Ethical investing has matured. Australians now have access to a wide range of funds that screen, tilt, or target different outcomes, but the labels still vary in honesty and depth.
The work is in defining what ethical actually means to you, then translating that into a portfolio that still does its job.
Why it matters in Australia
Australians can access ethical options through super funds, ETFs, managed funds, and direct portfolios. Coverage and screening rules differ widely.
Fund labels can be misleading, so it is important to look beyond marketing and review actual holdings, screens, fees, and performance expectations before you commit.
What to work through
Decide your values first.
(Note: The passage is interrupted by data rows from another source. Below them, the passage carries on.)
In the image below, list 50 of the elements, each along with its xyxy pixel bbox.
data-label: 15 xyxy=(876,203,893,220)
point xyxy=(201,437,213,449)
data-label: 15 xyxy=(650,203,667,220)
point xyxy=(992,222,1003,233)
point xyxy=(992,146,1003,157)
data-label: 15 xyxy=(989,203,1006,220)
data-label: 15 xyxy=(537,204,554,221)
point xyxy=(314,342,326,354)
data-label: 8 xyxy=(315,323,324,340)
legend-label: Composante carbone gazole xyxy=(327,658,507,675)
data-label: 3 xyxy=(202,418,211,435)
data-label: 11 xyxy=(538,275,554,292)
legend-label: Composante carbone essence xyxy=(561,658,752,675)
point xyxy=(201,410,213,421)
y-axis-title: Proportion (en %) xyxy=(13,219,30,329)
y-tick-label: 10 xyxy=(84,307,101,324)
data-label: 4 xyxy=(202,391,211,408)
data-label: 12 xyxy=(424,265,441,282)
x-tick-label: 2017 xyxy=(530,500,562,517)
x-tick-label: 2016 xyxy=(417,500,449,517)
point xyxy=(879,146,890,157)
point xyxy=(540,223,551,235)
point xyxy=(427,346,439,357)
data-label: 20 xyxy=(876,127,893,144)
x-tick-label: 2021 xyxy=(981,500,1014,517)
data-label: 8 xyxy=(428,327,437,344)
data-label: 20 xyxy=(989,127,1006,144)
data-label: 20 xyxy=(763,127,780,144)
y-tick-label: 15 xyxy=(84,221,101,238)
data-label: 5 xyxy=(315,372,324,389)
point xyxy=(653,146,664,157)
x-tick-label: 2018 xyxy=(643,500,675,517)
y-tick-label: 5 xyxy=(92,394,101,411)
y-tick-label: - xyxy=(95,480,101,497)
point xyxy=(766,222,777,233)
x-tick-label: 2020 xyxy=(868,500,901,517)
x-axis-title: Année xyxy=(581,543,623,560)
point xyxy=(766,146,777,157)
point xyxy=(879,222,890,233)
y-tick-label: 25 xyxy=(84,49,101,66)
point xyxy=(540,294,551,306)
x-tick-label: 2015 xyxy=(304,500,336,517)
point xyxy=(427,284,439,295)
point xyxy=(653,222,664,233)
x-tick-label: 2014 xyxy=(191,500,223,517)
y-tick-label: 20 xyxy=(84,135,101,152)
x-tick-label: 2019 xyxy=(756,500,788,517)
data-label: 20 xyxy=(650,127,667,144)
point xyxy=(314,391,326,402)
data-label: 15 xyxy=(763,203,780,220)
Once they are clear, choosing the right fund becomes a matter of due diligence rather than guesswork.
- Write down the industries or practices you want to avoid or support.
- Check actual holdings rather than relying on the fund name.
- Compare fees, diversification, benchmark, and investment process.
- Decide how much tracking difference you accept for values alignment.
Common traps
Ethical investing carries the same market risks as any other portfolio, plus a few of its own.
- Greenwashing makes a fund look more aligned than it actually is.
- Very narrow screens reduce diversification.
- Values-based investing still carries market risk.
Next steps
Start with super because that is usually the largest pool of money you control.
- Review your super investment option first.
- Compare at least two ethical approaches before switching.
- Document your values filter so future decisions stay consistent.